İstanbul Büyükşehir Belediye Başkanı Ekrem İmamoğlu’na yönelik operasyonları “yargı eliyle siyasi operasyon” olarak niteleyen Özel, iki ayrı soruşturma dosyasının aynı anda işleme konulması ve diploma iptali gibi adımların İmamoğlu’nu itibarsızlaştırma amacı taşıdığını söyledi. CHP’nin bu operasyonlara dakikalar içinde tepki verip Saraçhane’de toplandığını belirten Özel, “Biz şoku dakikalar içinde atlattık. Erdoğan daha Saraçhane şokunu atlatamadı” dedi. Özel, İmamoğlu’na yönelik girişimleri “darbe girişimi” olarak tanımlayarak, “Seçilmişi anti demokratik yollarla uzaklaştırmaya çalışıyor. Gelecek seçimde kendisiyle yarışacak bir adayı aday olamaz hale getirmek istiyor. Kendi rakibine darbe yapıyor. Ve şu anda o cuntanın başında” şeklinde konuştu.
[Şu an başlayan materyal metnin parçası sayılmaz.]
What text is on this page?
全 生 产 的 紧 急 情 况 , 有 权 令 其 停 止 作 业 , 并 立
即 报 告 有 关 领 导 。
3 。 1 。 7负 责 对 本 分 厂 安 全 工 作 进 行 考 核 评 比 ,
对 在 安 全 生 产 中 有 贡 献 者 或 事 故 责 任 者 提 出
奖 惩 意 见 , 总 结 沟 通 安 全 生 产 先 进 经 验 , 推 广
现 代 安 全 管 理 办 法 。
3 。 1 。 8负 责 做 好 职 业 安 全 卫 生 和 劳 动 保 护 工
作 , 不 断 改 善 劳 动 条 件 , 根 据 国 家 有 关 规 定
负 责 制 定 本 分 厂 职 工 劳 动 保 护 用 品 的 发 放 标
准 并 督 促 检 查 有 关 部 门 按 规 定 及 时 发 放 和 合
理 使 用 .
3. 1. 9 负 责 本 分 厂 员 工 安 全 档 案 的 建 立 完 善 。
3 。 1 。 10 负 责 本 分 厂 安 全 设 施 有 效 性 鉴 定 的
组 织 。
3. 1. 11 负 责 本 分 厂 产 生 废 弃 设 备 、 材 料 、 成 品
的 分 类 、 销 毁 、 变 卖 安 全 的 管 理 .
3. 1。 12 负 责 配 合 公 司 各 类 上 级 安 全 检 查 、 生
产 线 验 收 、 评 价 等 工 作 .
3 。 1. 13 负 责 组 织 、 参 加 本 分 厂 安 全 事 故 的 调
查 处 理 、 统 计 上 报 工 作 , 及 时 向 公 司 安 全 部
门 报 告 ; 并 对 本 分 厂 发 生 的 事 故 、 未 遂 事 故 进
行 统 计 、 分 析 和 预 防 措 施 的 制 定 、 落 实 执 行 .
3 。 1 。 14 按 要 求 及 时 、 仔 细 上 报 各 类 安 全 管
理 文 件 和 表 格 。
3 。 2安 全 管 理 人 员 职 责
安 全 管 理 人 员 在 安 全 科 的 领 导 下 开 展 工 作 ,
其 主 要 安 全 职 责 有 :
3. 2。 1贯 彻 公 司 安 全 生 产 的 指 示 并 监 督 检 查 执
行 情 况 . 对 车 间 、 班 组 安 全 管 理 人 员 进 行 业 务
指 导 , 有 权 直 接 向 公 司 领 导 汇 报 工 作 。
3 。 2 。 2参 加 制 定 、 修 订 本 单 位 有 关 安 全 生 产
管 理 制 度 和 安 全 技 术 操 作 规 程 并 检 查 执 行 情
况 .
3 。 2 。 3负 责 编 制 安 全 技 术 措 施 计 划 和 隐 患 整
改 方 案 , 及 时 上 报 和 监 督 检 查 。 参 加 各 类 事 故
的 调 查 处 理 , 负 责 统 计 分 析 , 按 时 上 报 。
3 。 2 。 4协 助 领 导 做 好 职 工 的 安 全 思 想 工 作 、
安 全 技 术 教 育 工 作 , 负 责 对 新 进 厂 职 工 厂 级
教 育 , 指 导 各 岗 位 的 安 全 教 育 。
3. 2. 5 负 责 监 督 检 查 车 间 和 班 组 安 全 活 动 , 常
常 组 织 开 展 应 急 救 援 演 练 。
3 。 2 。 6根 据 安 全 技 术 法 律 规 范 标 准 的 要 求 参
“Dünya Siyasi Tarihinin En Büyük Güvensizlik Oyu”
Başlatılan imza kampanyasının “Ekrem İmamoğlu’na özgürlük ve erken seçim” talebi taşıdığını belirten Özel, hedefin seçmen sayısının yarısından bir fazlasına ulaşmak olduğunu söyledi. Kampanyanın 3 günde 7 milyon 200 bin imzaya ulaştığını açıklayan Özel, “Bu imza kampanyası dünya siyasi tarihinin en büyük imza kampanyası. Özünde dünya siyaset tarihinin en büyük güvensizlik oyu olacak” dedi. İmzaların güvenliği konusunda endişe duyulmaması gerektiğini belirten Özel, “Bu imzaları alıp da Erdoğan’a teslim etmeyiz. Ama gerçek olduğunu bağımsız güvenilir kuruluşlara denetlettiririz. Kimse korkmasın” güvencesini verdi.
“Cuntacı Olduğunu Mahkemede İspatlayacağım”
Erdoğan’ın kendisine açtığı davaya da değinen Özel, bunun bir yıldırma çabası olduğunu ancak yılmayacaklarını söyledi. Daha önce Hulusi Akar’a açtığı davayı kazandığını hatırlatan Özel, “Ben Akar’ın silah arkadaşlarının beddualarını alan birisi olduğunu mahkemede ispatladığım gibi, Erdoğan’ın cuntacı olduğunu mahkemede ispatlayacağım” dedi.
“Müdafai Hukuk” Benzetmesi ve Demokrasi Çağrısı
Özel, muhalefetin İmamoğlu’na destek için bir araya gelmesini tarihi “Müdafai Hukuk” hareketine benzeterek, “Gelecek seçimler otokrasi mi demokrasi mi diye bir referanduma dönecek. Demokrasiyi savunanlarla aynı safta olacağız” dedi. Bu çağrının sadece muhalefet partilerine değil, AKP ve MHP seçmenine de yönelik olduğunu belirten Özel, herkesi demokrasi ve sandığı savunma zemininde buluşmaya davet etti.
İmamoğlu Ailesinin Evlerine Baskın
Özel, İmamoğlu’nun babası ve eşinin evlerine yapılan baskınların “FETÖ vari yöntemler” olduğunu, avukat olmadan arama yapılmak istendiğini ancak hukukçuların müdahalesiyle bunun engellendiğini belirtti. Baskınlarda önemli bir bulguya rastlanmadığını ifade etti.